In November 1775, Emperor Joseph II ordered Gassner to leave Regensburg, partly because thousands were flocking to him there. But in February 1776, some bishops rose to Gassner’s defense, among them the prince abbot of Kempten, who declared, “I therefore as bishop regard Gassner’s system as most valuable because it confounds the blind wisdom of the world, puts free thought to shame, revives the dying faith of many, strengthens the reputation and power of the Church, and spreads the healing force of the most holy name of Jesus….” Some of the high nobility also supported Gassner, as did certain Protestants, who expressed “disappointment and outrage” that Catholic leaders would suppress his exorcisms. An especially strong supporter was the physician Dr. Berhard Schleis, who observed a number of cures.

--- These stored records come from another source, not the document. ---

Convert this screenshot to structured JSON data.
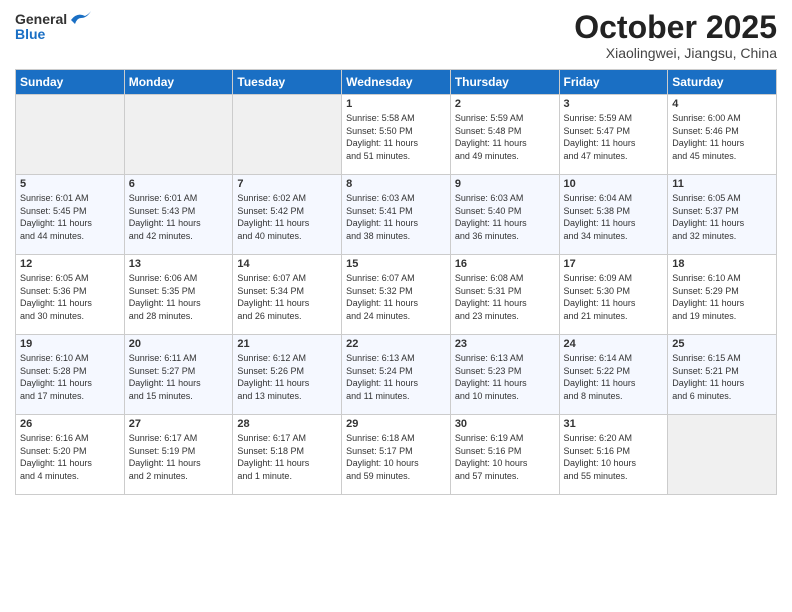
{
  "header": {
    "logo_general": "General",
    "logo_blue": "Blue",
    "month_title": "October 2025",
    "location": "Xiaolingwei, Jiangsu, China"
  },
  "weekdays": [
    "Sunday",
    "Monday",
    "Tuesday",
    "Wednesday",
    "Thursday",
    "Friday",
    "Saturday"
  ],
  "weeks": [
    [
      {
        "day": "",
        "info": ""
      },
      {
        "day": "",
        "info": ""
      },
      {
        "day": "",
        "info": ""
      },
      {
        "day": "1",
        "info": "Sunrise: 5:58 AM\nSunset: 5:50 PM\nDaylight: 11 hours\nand 51 minutes."
      },
      {
        "day": "2",
        "info": "Sunrise: 5:59 AM\nSunset: 5:48 PM\nDaylight: 11 hours\nand 49 minutes."
      },
      {
        "day": "3",
        "info": "Sunrise: 5:59 AM\nSunset: 5:47 PM\nDaylight: 11 hours\nand 47 minutes."
      },
      {
        "day": "4",
        "info": "Sunrise: 6:00 AM\nSunset: 5:46 PM\nDaylight: 11 hours\nand 45 minutes."
      }
    ],
    [
      {
        "day": "5",
        "info": "Sunrise: 6:01 AM\nSunset: 5:45 PM\nDaylight: 11 hours\nand 44 minutes."
      },
      {
        "day": "6",
        "info": "Sunrise: 6:01 AM\nSunset: 5:43 PM\nDaylight: 11 hours\nand 42 minutes."
      },
      {
        "day": "7",
        "info": "Sunrise: 6:02 AM\nSunset: 5:42 PM\nDaylight: 11 hours\nand 40 minutes."
      },
      {
        "day": "8",
        "info": "Sunrise: 6:03 AM\nSunset: 5:41 PM\nDaylight: 11 hours\nand 38 minutes."
      },
      {
        "day": "9",
        "info": "Sunrise: 6:03 AM\nSunset: 5:40 PM\nDaylight: 11 hours\nand 36 minutes."
      },
      {
        "day": "10",
        "info": "Sunrise: 6:04 AM\nSunset: 5:38 PM\nDaylight: 11 hours\nand 34 minutes."
      },
      {
        "day": "11",
        "info": "Sunrise: 6:05 AM\nSunset: 5:37 PM\nDaylight: 11 hours\nand 32 minutes."
      }
    ],
    [
      {
        "day": "12",
        "info": "Sunrise: 6:05 AM\nSunset: 5:36 PM\nDaylight: 11 hours\nand 30 minutes."
      },
      {
        "day": "13",
        "info": "Sunrise: 6:06 AM\nSunset: 5:35 PM\nDaylight: 11 hours\nand 28 minutes."
      },
      {
        "day": "14",
        "info": "Sunrise: 6:07 AM\nSunset: 5:34 PM\nDaylight: 11 hours\nand 26 minutes."
      },
      {
        "day": "15",
        "info": "Sunrise: 6:07 AM\nSunset: 5:32 PM\nDaylight: 11 hours\nand 24 minutes."
      },
      {
        "day": "16",
        "info": "Sunrise: 6:08 AM\nSunset: 5:31 PM\nDaylight: 11 hours\nand 23 minutes."
      },
      {
        "day": "17",
        "info": "Sunrise: 6:09 AM\nSunset: 5:30 PM\nDaylight: 11 hours\nand 21 minutes."
      },
      {
        "day": "18",
        "info": "Sunrise: 6:10 AM\nSunset: 5:29 PM\nDaylight: 11 hours\nand 19 minutes."
      }
    ],
    [
      {
        "day": "19",
        "info": "Sunrise: 6:10 AM\nSunset: 5:28 PM\nDaylight: 11 hours\nand 17 minutes."
      },
      {
        "day": "20",
        "info": "Sunrise: 6:11 AM\nSunset: 5:27 PM\nDaylight: 11 hours\nand 15 minutes."
      },
      {
        "day": "21",
        "info": "Sunrise: 6:12 AM\nSunset: 5:26 PM\nDaylight: 11 hours\nand 13 minutes."
      },
      {
        "day": "22",
        "info": "Sunrise: 6:13 AM\nSunset: 5:24 PM\nDaylight: 11 hours\nand 11 minutes."
      },
      {
        "day": "23",
        "info": "Sunrise: 6:13 AM\nSunset: 5:23 PM\nDaylight: 11 hours\nand 10 minutes."
      },
      {
        "day": "24",
        "info": "Sunrise: 6:14 AM\nSunset: 5:22 PM\nDaylight: 11 hours\nand 8 minutes."
      },
      {
        "day": "25",
        "info": "Sunrise: 6:15 AM\nSunset: 5:21 PM\nDaylight: 11 hours\nand 6 minutes."
      }
    ],
    [
      {
        "day": "26",
        "info": "Sunrise: 6:16 AM\nSunset: 5:20 PM\nDaylight: 11 hours\nand 4 minutes."
      },
      {
        "day": "27",
        "info": "Sunrise: 6:17 AM\nSunset: 5:19 PM\nDaylight: 11 hours\nand 2 minutes."
      },
      {
        "day": "28",
        "info": "Sunrise: 6:17 AM\nSunset: 5:18 PM\nDaylight: 11 hours\nand 1 minute."
      },
      {
        "day": "29",
        "info": "Sunrise: 6:18 AM\nSunset: 5:17 PM\nDaylight: 10 hours\nand 59 minutes."
      },
      {
        "day": "30",
        "info": "Sunrise: 6:19 AM\nSunset: 5:16 PM\nDaylight: 10 hours\nand 57 minutes."
      },
      {
        "day": "31",
        "info": "Sunrise: 6:20 AM\nSunset: 5:16 PM\nDaylight: 10 hours\nand 55 minutes."
      },
      {
        "day": "",
        "info": ""
      }
    ]
  ]
}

But Gassner was vehemently opposed by spokesmen for the Catholic Enlightenment, such as Don Ferdinand Sterzinger, who claimed that the exorcist’s pressure was what “communicated some secret but natural force.” In response to Sterzinger’s claim that Christ had chained all the devils in Hell, and so they could no longer roam the earth, Alois Merz, the (Catholic) Cathedral preacher of Augsburg, asserted that such a view of the Devil’s impotence “undermined all Christian morality.” Enlightenment-style Catholics lamented that “scoffers could be heard from as far away as London,” that pharmacies were selling oils and powders blessed by Gassner, and that a lot of money was being wasted by invalids traveling to Regensburg in the hope of a cure that would not prove permanent.
In April 1776, ecclesiastical enemies secured a condemnation from Pope Pius VI, after which Gassner quietly took up parish duties once again. The Pope declared that Gassner’s operations were too public, too sensational, not according to the Roman Ritual, and mistakenly based on the idea that most illnesses were caused or made worse by the Devil. Despite this setback, the bishops recalled Gassner briefly to Regensburg in October 1777, so that a number of the high nobility (including Carl Albrecht, Prince of Hohenlohe and Waldenburg) and other witnesses, including 10 Lutherans, might record his healings. This was a vain attempt to reinstate Gassner with a new Pope and Emperor Joseph.
Later, in the 19th century, Pietists would use the same type of exorcism Gassner did, and in our own day, due to the spread of charismatic healing among both Catholics and Protestants, this sort of exorcism is now “more widely and more openly practiced.”
Exorcism and Enlightenment is a book to be highly commended for its tactful treatment of Catholicism. Midelfort presents with complete fairness, even while he does not share, the beliefs of Gassner and his followers.